For anyone after a home cinema setup without moving into the realms of HD discs and surround sound, Philips' MCD908 could be an affordable answer. On the one hand, it's a simple 2.0-channel cinema-in-a-box. On the other, it's a stylish upscaling DVD player with a hi-fi valve preamp, aimed at the audiophile.
But as any audiophile will tell you, £239 does not generally buy you even a pair of premium headphones, let alone a full-blown audio system. So what exactly has Philips squeezed into this attractive system to make it throw around terms like 'audiophile'? We had to find out.
Taking the MCD908 out of its box was an interesting experience. Firstly, it rocks a solid build quality we weren't expecting; secondly, the speakers weigh a tonne. They're each housed in monumentally heavy and attractive wooden enclosures. They compliment two aluminium separates, the snazziest of which displays the system's seductive, if now a little gimmicky, valves in all their glory.
To the rear is a stash of inputs and outputs, though connectivity with Philips' own iPod/GoGear dock was notable by its absence. Along with composite and component outputs, you'll find HDMI, digital optical out, stereo phono inputs and outputs, even Scart, should you still be clinging to an older television.
The MCD908 is a pretty nicely-specced piece of equipment. Aside from upscaling DVDs to 720p or 1080i, it'll pump them through either a component or HDMI cable. It'll also play DivX movies, VCDs, MP3 and Picture discs, and 12-bit video processing should deliver a decent image quality. Bear in mind this won't handle your Blu-ray or HD-DVD discs -- it's purely for good ol' standard DVD and CD. Oh, but it will let you listen to FM radio!
Of course, one of the most promoted features on offer is the valve preamp which, combined with the class 'D' amplifier, raises the question of whether this is primarily a home cinema or a music system.
Each speaker is loaded with both neodymium ribbon tweeters and silk dome tweeters, along with a large woofer. True to Philips' own word, this kind of technology is typically reserved for the audiophile system, and usually enhances sonic accuracy and timing.
After the 30-second warm up of the valves, our initial time with the MCD908 was spent enjoying some of our favourite tunes. Immediately, the difference in sound quality made by the valves was noticeable. The system gives a definite warmth to the tone of music and anything with prominent vocals and string instruments has a subtler flavour. Whether this matters to you depends on whether you spent the 80s rocking out with tube amps.
Upon more extensive listening we noticed flaws. Firstly, the rich layers of instrumentation in 'Overture 1928' by Dream Theater sounded too blended together for our liking. This emotional song shouldn't sound like it's being played in a kitchen -- even if you're listening in a kitchen. A slightly overpowering bass interfered with other layers, though this does add a substantial dollop of oomph to explosions in Die Hard.

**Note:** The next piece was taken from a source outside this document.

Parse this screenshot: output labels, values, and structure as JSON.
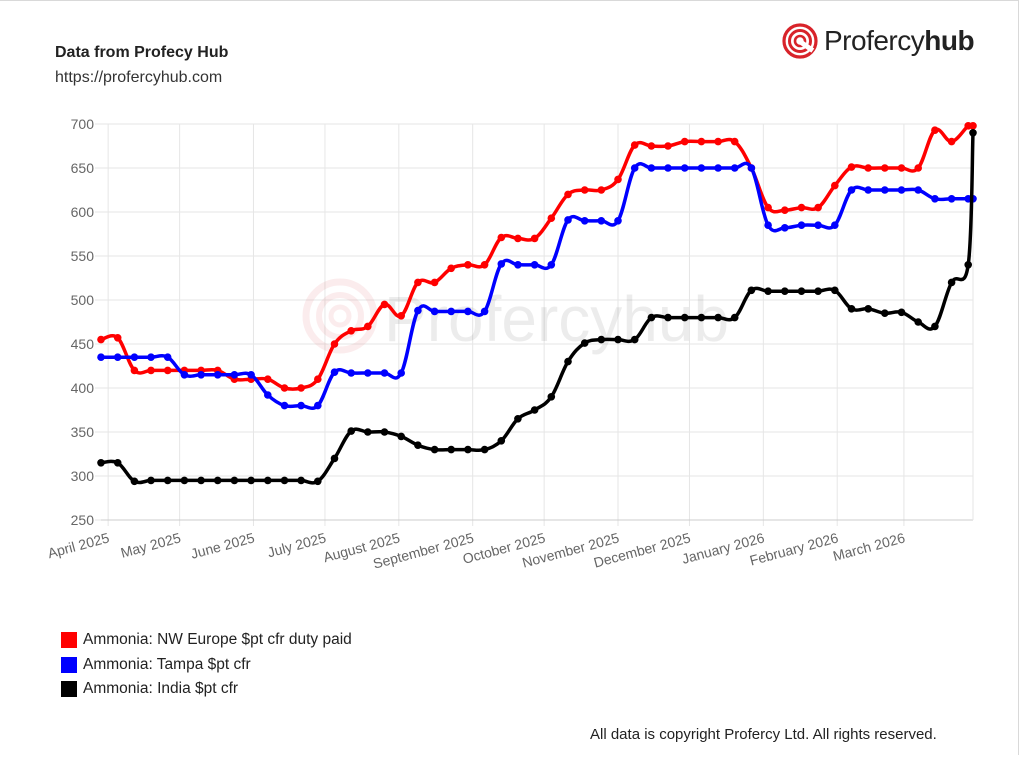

This performance is perfectly acceptable for the price, though, especially considering its build and general usefulness as a system. But if you're looking to pick out hidden notes in art-rock songs, you may struggle. We were also somewhat annoyed by the subtle clicks heard when increasing volume during music playback.
Switching to some DVD action was okay but not outstanding. Upscaling movies to 720p on a 40-inch LCD HDTV will give the average user a picture quality he won't complain too much about. However, very noticeable interlacing artefacts could be seen around the edges of the flailing arms of a cheering mob in The Simpsons, even when upscaled.
The MCD908 gets top marks for effort, but a 'See me' for performance. Philips has built an attractive and powerful system that's packed with excellent components, but it just fails to deliver what it promises. Its audiophile intent results, simply, in plain audio.
However, this is still a system that costs little more than a couple of hundred quid, and it'll upscale, pipe movies over HDMI, blow your ear drums with volume and it looks good, too. You probably won't be disappointed as long as you don't hand over cash expecting something an audiophile would happily use in his own home.